Feb 13, 2019, 1:59 PM
News ID: 28083
South Pars Gas Output to Rise by 100 Million cm/d

EghtesadOnline: Four more phases of South Pars Gas Field in Assaluyeh, Bushehr Province, will go on stream in the near future, the oil minister said.

"Phases 14, 22, 23 and 24 will become fully operational by March, raising natural gas output by 18% compared to  2018," Bijan Namdar Zanganeh said, ILNA reported in Tuesday. 

Current gas production, he said, is 570 million cubic meters per day and will rise by 100 mcm/d in less than a month.

"The number of operating phases will have reached 23 when the new phases come on stream," Zanganeh said, adding that there are 30 offshore platforms up and running in the world’s biggest gas field, Financial Tribune reported.

National Iranian Oil Company is developing the mega gas project in 24 phases, minus Phase 11.

The minister said since 2001 NIOC has drilled 293 wells and laid 3,000 kilometers of subsea pipelines in the giant reservoir shared with Qatar.

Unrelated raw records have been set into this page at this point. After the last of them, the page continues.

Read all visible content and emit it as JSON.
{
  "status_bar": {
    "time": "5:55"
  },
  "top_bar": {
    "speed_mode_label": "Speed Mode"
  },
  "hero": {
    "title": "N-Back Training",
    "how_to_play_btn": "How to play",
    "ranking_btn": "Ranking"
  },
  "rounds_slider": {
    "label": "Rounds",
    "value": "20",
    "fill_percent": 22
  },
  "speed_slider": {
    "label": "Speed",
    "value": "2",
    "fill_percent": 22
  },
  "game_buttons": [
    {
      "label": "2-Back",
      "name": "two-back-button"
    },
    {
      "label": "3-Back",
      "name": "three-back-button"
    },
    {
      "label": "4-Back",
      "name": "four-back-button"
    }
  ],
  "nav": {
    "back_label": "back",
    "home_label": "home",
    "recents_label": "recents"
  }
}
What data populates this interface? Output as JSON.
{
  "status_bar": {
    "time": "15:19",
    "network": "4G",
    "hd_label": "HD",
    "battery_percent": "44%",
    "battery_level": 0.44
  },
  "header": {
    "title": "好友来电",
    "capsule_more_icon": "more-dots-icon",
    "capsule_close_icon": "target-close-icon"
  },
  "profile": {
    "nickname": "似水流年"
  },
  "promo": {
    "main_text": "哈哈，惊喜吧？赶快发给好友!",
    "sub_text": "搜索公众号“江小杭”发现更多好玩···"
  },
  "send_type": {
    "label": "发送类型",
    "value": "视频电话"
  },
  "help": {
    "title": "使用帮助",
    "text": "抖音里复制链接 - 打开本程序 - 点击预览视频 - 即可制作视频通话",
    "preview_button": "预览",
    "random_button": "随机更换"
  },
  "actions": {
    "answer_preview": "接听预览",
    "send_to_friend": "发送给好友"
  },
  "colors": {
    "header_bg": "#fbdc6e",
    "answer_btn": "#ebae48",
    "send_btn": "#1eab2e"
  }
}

Moreover, 50 gas sweetening trains in onshore refineries process sour gas before being injected into the Iran Gas Trunkline (IGAT).

Gas production from the field started in 2001 at 2 mcm/d.

Except for the first few phases that were developed in cooperation with multinationals like France's Total, large parts of the projects were undertaken by domestic companies. 

Iran Marine Industrial Company (SADRA), Petropars, the Oil Industries Engineering and Construction Company, MAPNA as well as the Industrial Development & Renovation Organization of Iran (IDRO) have had major roles in South Pars.

Asked about other products, Zanganeh said, "Output of hydrocarbon compounds such as propane and butane will reach 10 million tons per day by March."

Daily sulphur and condensate production from the field is 3,500 tons and 800,000 barrels that is projected to rise to 5,000 tons and 960,000 barrels per day.

South Pars is the world's largest gas field, shared between Iran and Qatar, covering an area of 3,700 square kilometers of Iran's territorial waters in the Persian Gulf. 

More than $72 billion has been invested in the giant energy venture since work started almost two decades ago.